Dare to Devil

It’s a good time to be a super-hero nerd. Once, not too long ago, flipping through the pages of Marvel’s Spiderman or turning the channel to DC’s Batman was synonymous with social suicide. Aspiring to be a hero was lame, embodying the strengths and triumphs or dressing up as your favorite was relegated to Halloween or grade school recess. But now, it’s not unusual to overhear grown adults talking about their favorite hero, preferred powers, and the complexities of superhero moral dilemmas.

Marvel has undoubtedly been the dominant player in this super-boom. Though some might argue that the trend started with “Batman Begins” in 2005, it was “Iron Man” in 2007 that really brought the enormous scope of super heroism, the awe-inspiring visuals once only implied in paneled comic boxes, into the social sphere. That magesty of the exceptional individual, of men with the strength to move mountains, who sponge punches and kicks and bullets and blades, that has defined the hero. Marvel’s revamp of “Daredevil” seeks to flip that characterization on it’s head.

Matt Murdock, played by Charlie Cox, is blind. His chemical-induced blindness, however, heightens his remaining senses to exceptional levels. This blind man supposedly can see far better than his able-eyed peers. Seems like the recipe for another exceptional individual, but not so. In that first episode, we’re given the now-infamous Hallway scene.

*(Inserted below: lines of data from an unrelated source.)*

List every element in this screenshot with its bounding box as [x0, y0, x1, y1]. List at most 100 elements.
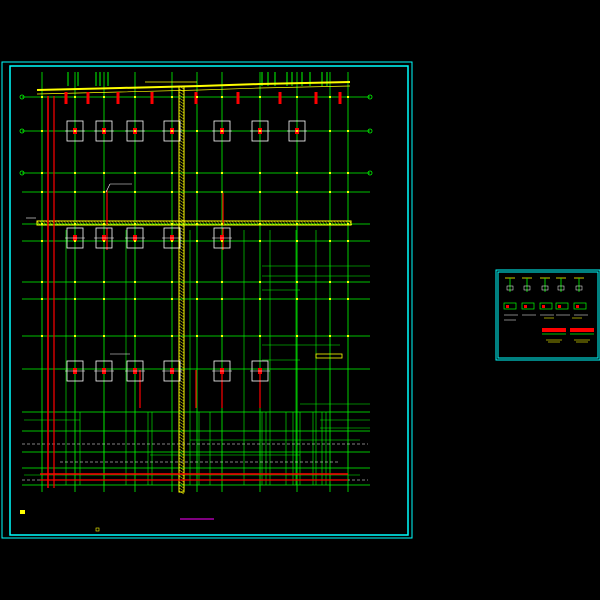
section-detail-icon — [522, 277, 532, 292]
grid-node — [221, 223, 223, 225]
grid-node — [296, 240, 298, 242]
beam-hatch — [178, 457, 185, 462]
beam-hatch — [178, 199, 185, 204]
beam-hatch — [178, 178, 185, 183]
beam-hatch — [178, 277, 185, 282]
beam-hatch — [178, 163, 185, 168]
rebar-mark-icon — [338, 92, 342, 104]
beam-hatch — [178, 313, 185, 318]
grid-node — [196, 240, 198, 242]
detail-rebar — [524, 305, 527, 308]
grid-node — [171, 130, 173, 132]
misc-marks — [20, 183, 343, 532]
beam-hatch — [178, 424, 185, 429]
beam-hatch — [178, 412, 185, 417]
beam-hatch — [178, 301, 185, 306]
section-detail-icon — [521, 302, 536, 316]
grid-node — [196, 223, 198, 225]
rebar-mark-icon — [150, 92, 154, 104]
grid-node — [171, 335, 173, 337]
grid-node — [41, 172, 43, 174]
rebar-mark-icon — [116, 92, 120, 104]
beam-hatch — [178, 325, 185, 330]
grid-node — [221, 298, 223, 300]
grid-node — [74, 281, 76, 283]
cad-drawing — [1, 61, 600, 539]
beam-hatch — [178, 445, 185, 450]
beam-hatch — [178, 409, 185, 414]
beam-hatch — [178, 100, 185, 105]
beam-hatch — [178, 352, 185, 357]
roof-edge-line — [36, 81, 351, 91]
grid-node — [196, 298, 198, 300]
beam-hatch — [178, 433, 185, 438]
beam-hatch — [178, 286, 185, 291]
beam-hatch — [178, 190, 185, 195]
grid-node — [134, 298, 136, 300]
grid-node — [221, 96, 223, 98]
beam-hatch — [178, 418, 185, 423]
grid-node — [74, 172, 76, 174]
grid-node — [134, 172, 136, 174]
grid-node — [103, 191, 105, 193]
beam-hatch — [178, 109, 185, 114]
beam-hatch — [178, 148, 185, 153]
main-sheet — [1, 61, 413, 539]
roof-edge-line — [36, 85, 351, 95]
grid-node — [171, 96, 173, 98]
grid-node — [196, 191, 198, 193]
grid-node — [296, 130, 298, 132]
beam-hatch — [178, 334, 185, 339]
beam-hatch — [178, 391, 185, 396]
section-detail-icon — [573, 302, 588, 316]
beam-hatch — [178, 175, 185, 180]
beam-hatch — [178, 463, 185, 468]
grid-node — [196, 130, 198, 132]
label-box — [315, 353, 343, 359]
grid-node — [329, 172, 331, 174]
beam-hatch — [178, 319, 185, 324]
grid-node — [74, 240, 76, 242]
beam-hatch — [178, 274, 185, 279]
beam-hatch — [178, 253, 185, 258]
detail-box — [539, 302, 553, 310]
grid-node — [74, 130, 76, 132]
section-detail-icon — [503, 302, 518, 316]
section-detail-icon — [540, 277, 550, 292]
grid-node — [221, 335, 223, 337]
grid-node — [347, 335, 349, 337]
detail-box — [555, 302, 569, 310]
grid-node — [329, 335, 331, 337]
beam-hatch — [178, 214, 185, 219]
beam-hatch — [178, 271, 185, 276]
beam-hatch — [178, 421, 185, 426]
grid-node — [221, 191, 223, 193]
grid-node — [259, 298, 261, 300]
grid-node — [347, 281, 349, 283]
grid-node — [134, 335, 136, 337]
grid-node — [296, 281, 298, 283]
beam-hatch — [178, 439, 185, 444]
beam-hatch — [178, 346, 185, 351]
grid-node — [103, 240, 105, 242]
section-detail-icon — [555, 302, 570, 316]
detail-box — [503, 302, 517, 310]
beam-hatch — [178, 94, 185, 99]
beam-hatch — [178, 283, 185, 288]
grid-node — [196, 96, 198, 98]
detail-bar — [570, 328, 594, 332]
grid-node — [329, 130, 331, 132]
beam-hatch — [178, 322, 185, 327]
grid-node — [221, 130, 223, 132]
beam-hatch — [178, 112, 185, 117]
beam-hatch — [178, 337, 185, 342]
beam-hatch — [178, 280, 185, 285]
detail-rebar — [506, 305, 509, 308]
grid-node — [259, 335, 261, 337]
detail-rebar — [576, 305, 579, 308]
leader-line — [105, 183, 111, 193]
grid-node — [347, 298, 349, 300]
beam-lines — [36, 81, 353, 495]
beam-hatch — [178, 298, 185, 303]
grid-node — [134, 223, 136, 225]
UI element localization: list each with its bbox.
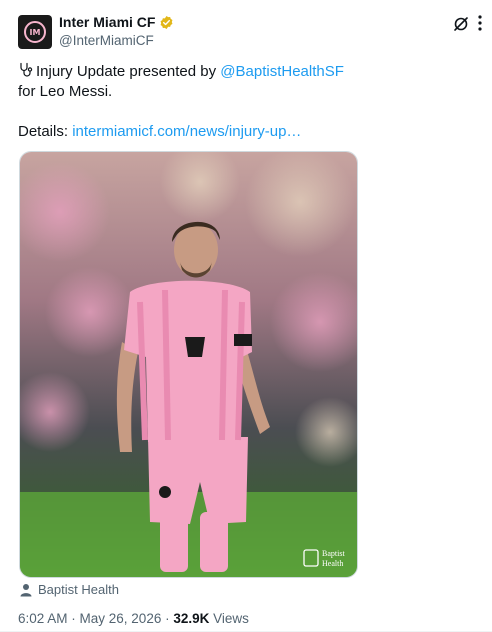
tweet-text-intro: Injury Update presented by [36,63,221,80]
grok-icon[interactable] [453,16,469,32]
messi-photo-image: Baptist Health [20,152,357,577]
mention-link[interactable]: @BaptistHealthSF [220,63,344,80]
person-icon [20,583,32,596]
views-label: Views [209,611,249,626]
media-photo[interactable]: Baptist Health [19,151,358,578]
tweet-line-2: for Leo Messi. [18,83,113,100]
watermark-line-1: Baptist [322,549,345,558]
details-label: Details: [18,123,73,140]
more-options-icon[interactable] [473,14,487,32]
tweet-details-line: Details: intermiamicf.com/news/injury-up… [18,122,473,142]
tweet-card: IM Inter Miami CF @InterMiamiCF Injury U… [0,0,492,632]
details-link[interactable]: intermiamicf.com/news/injury-up… [72,123,301,140]
verified-badge-icon [161,15,173,29]
author-display-name[interactable]: Inter Miami CF [59,14,155,30]
tweet-text: Injury Update presented by @BaptistHealt… [18,62,473,142]
club-crest-icon: IM [24,21,46,43]
tweet-meta: 6:02 AM · May 26, 2026 · 32.9K Views [18,611,249,626]
media-attribution[interactable]: Baptist Health [20,582,119,597]
tweet-line-1: Injury Update presented by @BaptistHealt… [18,62,473,82]
author-handle[interactable]: @InterMiamiCF [59,33,154,48]
author-name-row: Inter Miami CF [59,14,174,30]
avatar[interactable]: IM [18,15,52,49]
tweet-timestamp[interactable]: 6:02 AM · May 26, 2026 · [18,611,173,626]
attribution-label: Baptist Health [38,582,119,597]
views-count: 32.9K [173,611,210,626]
stethoscope-icon [20,62,33,77]
watermark-line-2: Health [322,559,343,568]
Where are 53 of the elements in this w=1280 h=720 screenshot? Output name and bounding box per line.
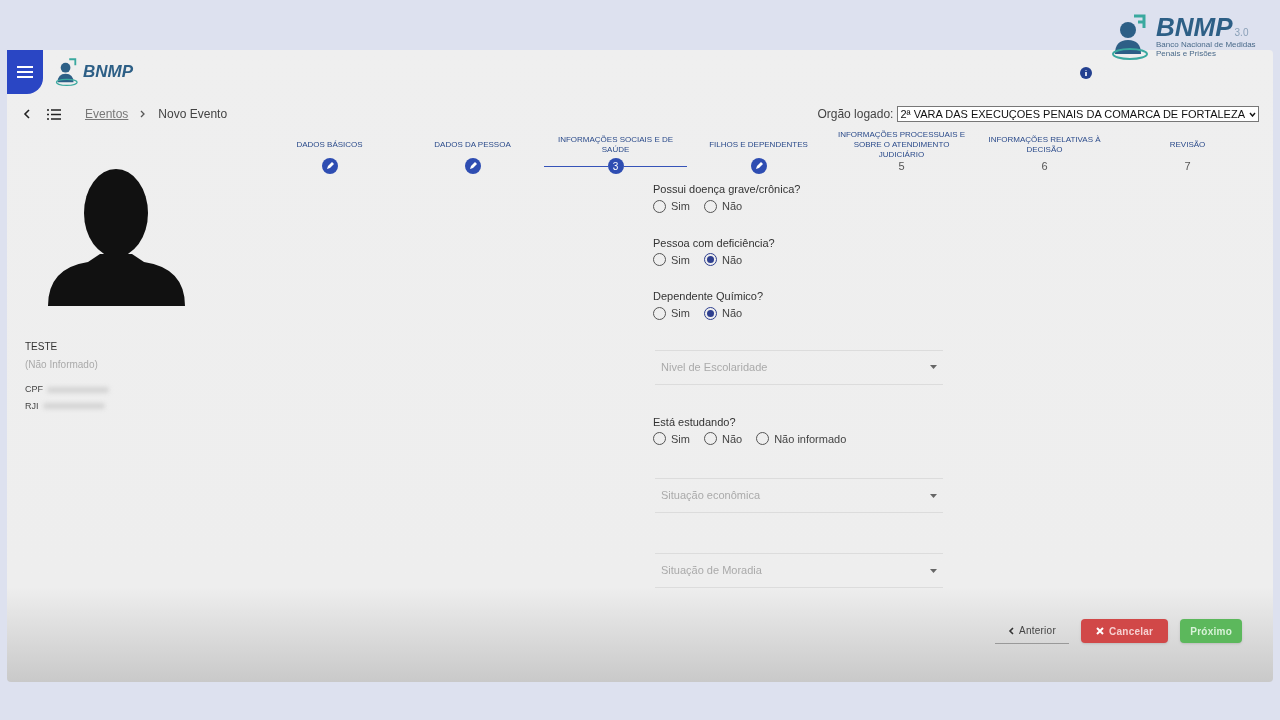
menu-button[interactable] [7,50,43,94]
logo-title: BNMP [83,61,134,84]
step-number[interactable]: 5 [893,158,910,174]
step-number[interactable]: 7 [1179,158,1196,174]
caret-icon [930,568,937,573]
breadcrumb-link[interactable]: Eventos [85,105,129,123]
orgao-label: Orgão logado: [817,106,894,123]
step-label[interactable]: INFORMAÇÕES PROCESSUAIS E SOBRE O ATENDIMENTO JUDICIÁRIO [830,132,973,158]
radio-label: Não [721,431,743,447]
radio-label: Sim [671,431,690,447]
step-label[interactable]: REVISÃO [1165,132,1210,158]
info-icon[interactable] [1080,67,1092,79]
question-label: Pessoa com deficiência? [653,235,776,251]
logo-title: BNMP [1156,14,1233,40]
step-label[interactable]: DADOS DA PESSOA [430,132,515,158]
caret-icon [930,365,937,369]
field-label: RJI [25,399,39,413]
previous-button[interactable]: Anterior [994,618,1069,644]
menu-icon [17,66,33,78]
radio-label: Não [721,252,743,268]
question-label: Possui doença grave/crônica? [653,182,802,197]
back-icon [1007,626,1014,635]
back-icon[interactable] [23,109,31,119]
radio-label: Não [721,306,743,321]
step-number[interactable]: 6 [1036,158,1053,174]
step-label[interactable]: INFORMAÇÕES RELATIVAS À DECISÃO [973,132,1116,158]
question-label: Dependente Químico? [653,289,765,304]
radio-label: Sim [671,199,690,214]
chevron-icon [140,110,147,118]
person-name: TESTE [25,340,59,354]
caret-icon [1249,111,1256,117]
person-subtitle: (Não Informado) [25,358,99,372]
logo-icon [55,58,81,86]
close-icon [1096,627,1104,635]
step-label[interactable]: DADOS BÁSICOS [292,132,367,158]
step-number[interactable]: 3 [607,158,624,174]
radio-label: Sim [671,252,690,268]
caret-icon [930,493,937,498]
step-edit-icon[interactable] [321,158,338,174]
radio-label: Não [721,199,743,214]
step-edit-icon[interactable] [750,158,767,174]
radio-label: Não informado [774,431,847,447]
breadcrumb-current: Novo Evento [158,106,228,123]
question-label: Está estudando? [653,414,737,430]
field-label: CPF [25,383,43,396]
orgao-select[interactable]: 2ª VARA DAS EXECUÇOES PENAIS DA COMARCA DE FORTALEZA [897,106,1259,122]
radio-label: Sim [671,306,690,321]
step-edit-icon[interactable] [464,158,481,174]
logo-subtitle: Banco Nacional de Medidas Penais e Prisões [1156,40,1257,58]
step-label[interactable]: FILHOS E DEPENDENTES [705,132,812,158]
list-icon[interactable] [47,108,61,120]
step-label[interactable]: INFORMAÇÕES SOCIAIS E DE SAÚDE [544,132,687,158]
logo-version: 3.0 [1234,26,1249,40]
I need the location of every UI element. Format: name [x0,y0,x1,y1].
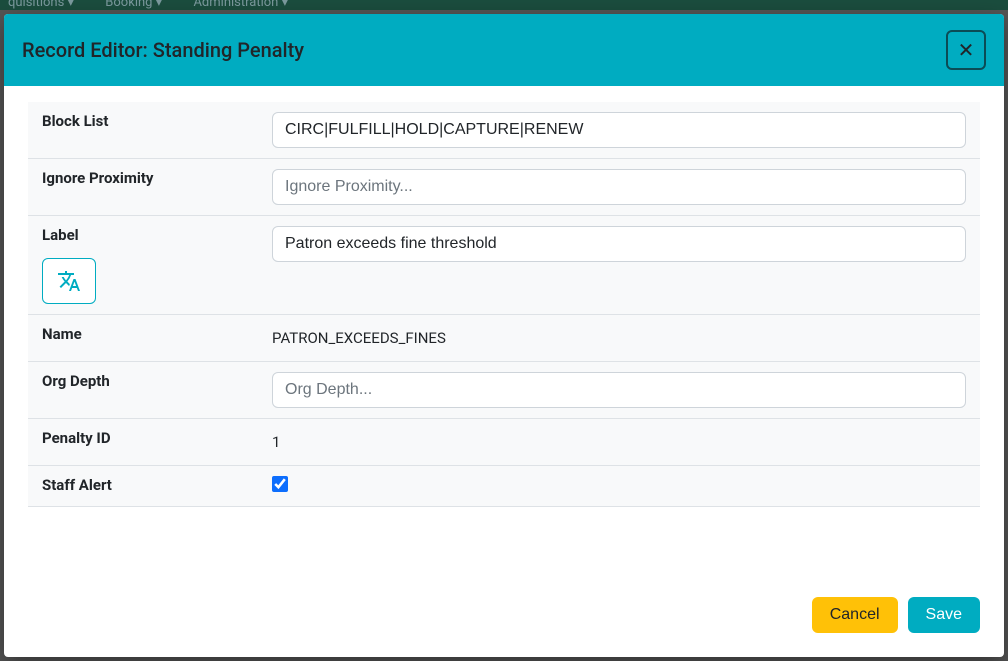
row-penalty-id: Penalty ID 1 [28,419,980,466]
close-button[interactable]: ✕ [946,30,986,70]
translate-button[interactable] [42,258,96,304]
nav-item: quisitions ▾ [8,0,74,10]
org-depth-input[interactable] [272,372,966,408]
close-icon: ✕ [958,38,975,62]
form-table: Block List Ignore Proximity Label [28,102,980,507]
staff-alert-checkbox[interactable] [272,476,288,492]
row-org-depth: Org Depth [28,362,980,419]
label-label: Label [42,226,244,244]
save-button[interactable]: Save [908,597,980,633]
label-block-list: Block List [28,102,258,159]
label-ignore-proximity: Ignore Proximity [28,159,258,216]
row-ignore-proximity: Ignore Proximity [28,159,980,216]
label-staff-alert: Staff Alert [28,466,258,507]
label-input[interactable] [272,226,966,262]
ignore-proximity-input[interactable] [272,169,966,205]
label-org-depth: Org Depth [28,362,258,419]
modal-header: Record Editor: Standing Penalty ✕ [4,14,1004,86]
row-block-list: Block List [28,102,980,159]
modal-footer: Cancel Save [4,577,1004,657]
label-penalty-id: Penalty ID [28,419,258,466]
modal-body: Block List Ignore Proximity Label [4,86,1004,577]
penalty-id-value: 1 [272,429,966,455]
row-name: Name PATRON_EXCEEDS_FINES [28,315,980,362]
background-nav: quisitions ▾ Booking ▾ Administration ▾ [0,0,1008,10]
block-list-input[interactable] [272,112,966,148]
translate-icon [57,269,81,293]
record-editor-modal: Record Editor: Standing Penalty ✕ Block … [4,14,1004,657]
label-name: Name [28,315,258,362]
name-value: PATRON_EXCEEDS_FINES [272,325,966,351]
nav-item: Administration ▾ [193,0,288,10]
nav-item: Booking ▾ [105,0,162,10]
row-label: Label [28,216,980,315]
cancel-button[interactable]: Cancel [812,597,898,633]
modal-backdrop: quisitions ▾ Booking ▾ Administration ▾ … [0,0,1008,661]
modal-title: Record Editor: Standing Penalty [22,38,304,62]
row-staff-alert: Staff Alert [28,466,980,507]
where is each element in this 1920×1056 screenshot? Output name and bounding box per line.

Without saying what hasn’t already been said about this scene, ultimately we’re forced to see how human, how beatable our soon-to-be hero truly is. We see this again and again, where Murdock loses fights, takes hits, but showcases how his true power is his resilient persistence on doing what needs to be done to protect his city.

It says a lot, too, that Murdock doesn’t don the iconic Daredevil garb until the final episode of the series. For the whole of the season, he’s just a guy wearing Under Armor and a rag tied over his head. Murdock is the underdog, and one that the viewer can’t safely bet on. He’s not a metal-armored machine, he’s not a muscle-clad demigod, just a man. A man that can, and does, bleed.

By the end of the 12 episode season, we’re made to truly sympathize with the man behind the mask. When he wins (spoiler: he wins his fight), we feel the same breath of comfort that he does. We watched him crawl, tooth and nail, despite the setbacks and the deaths and the beatings, so we feel his satisfaction just as strongly as he does.